Concernant la mise en place du  PLU,  le maire évoque la complexité  d'une telle opération, qui a valu son annulation   par  le Tribunal administratif pour des détails de procédure aux communes voisines de Rousson et de Saint-Julien-les -Rosiers. Afin de ne pas connaître le même désagrément, il souhaite  l'ajout d'une mission complémentaire  d'assistance juridique au bureau d'études pour un montant de 1900€ HT. (Voté à l'unanimité).
En questions diverses est évoquée la désaffection du temple. Celle-ci vient d'être validée. Le bâtiment revient à la commune, mais pour l'instant aucun projet n'est prévu par manque de financement. La commune a été déclarée en catastrophe naturelle. Il y a eu beaucoup de dégâts sur la voirie pour un total de 55 775€. On ignore quel sera le montant de la subvention sachant que lors de l'épisode 2014, sur 224 000€ déclarés, la DDTM en avait retenu seulement 110 000€, indemnisés à 54%.
Il est décidé que les passages d'eau qui se ravinent chaque fois seront bétonnés.
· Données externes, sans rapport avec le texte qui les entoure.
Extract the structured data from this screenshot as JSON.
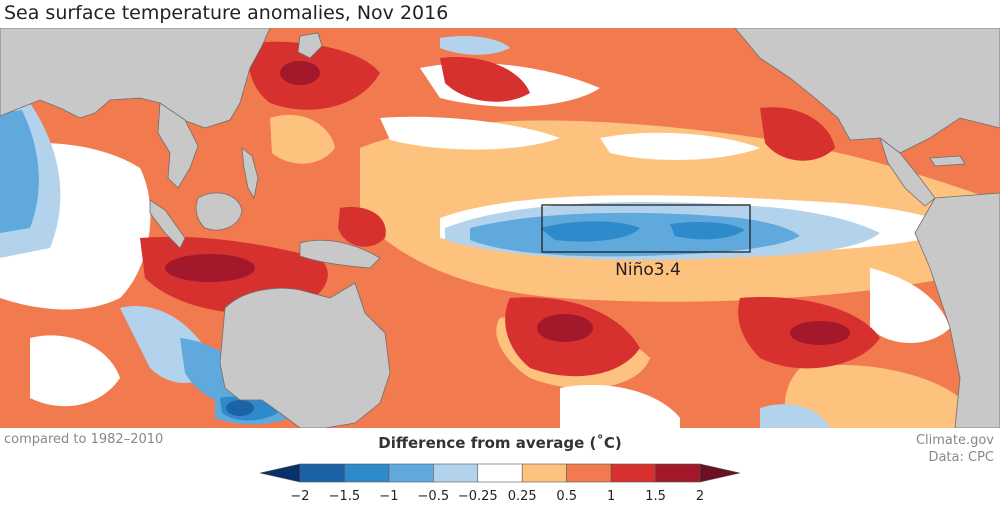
{
  "title": "Sea surface temperature anomalies, Nov 2016",
  "region_label": "Niño3.4",
  "baseline_note": "compared to 1982–2010",
  "credit": {
    "source": "Climate.gov",
    "data": "Data: CPC"
  },
  "legend": {
    "title": "Difference from average (˚C)",
    "ticks": [
      "−2",
      "−1.5",
      "−1",
      "−0.5",
      "−0.25",
      "0.25",
      "0.5",
      "1",
      "1.5",
      "2"
    ],
    "bins": [
      {
        "range": "<-2",
        "color": "#08306b"
      },
      {
        "range": "-2 to -1.5",
        "color": "#1c62a6"
      },
      {
        "range": "-1.5 to -1",
        "color": "#2f8acb"
      },
      {
        "range": "-1 to -0.5",
        "color": "#5fa9dd"
      },
      {
        "range": "-0.5 to -0.25",
        "color": "#b3d3ec"
      },
      {
        "range": "-0.25 to 0.25",
        "color": "#ffffff"
      },
      {
        "range": "0.25 to 0.5",
        "color": "#fdc27d"
      },
      {
        "range": "0.5 to 1",
        "color": "#f17a4f"
      },
      {
        "range": "1 to 1.5",
        "color": "#d7312f"
      },
      {
        "range": "1.5 to 2",
        "color": "#a3182a"
      },
      {
        "range": ">2",
        "color": "#6b0f22"
      }
    ]
  },
  "colors": {
    "land": "#c8c8c8",
    "coast": "#6e6e6e",
    "label_text": "#222222"
  }
}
Le problème de la propreté du parking du terrain Pascal, notamment les crottes de chiens est soulevé. Il est prévu que l'accès en pente soit bétonné.
L'élu d'opposition Patrick Manca interpelle le maire sur des courriers qu'il lui a adressés et qui sont restés sans réponse. D'abord au sujet du remboursement de la formation d'élu qu'il a effectuée en 2014. Ce remboursement ne lui a toujours pas été effectué malgré l'injonction du  Préfet. Le Maire lui répond qu'il a demandé au Préfet de mandater lui-même le virement (qui sera imputé sur le budget de a commune.)
D'autre part, l'élu d'opposition réitère sa proposition de débat public avec le Maire. Ce dernier lui rétorque qu'il n'a pas à l'organiser puisqu'il  n'est pas demandeur. Cependant, si un tel débat était éventuellement initié par Patrick Manca, il y viendrait.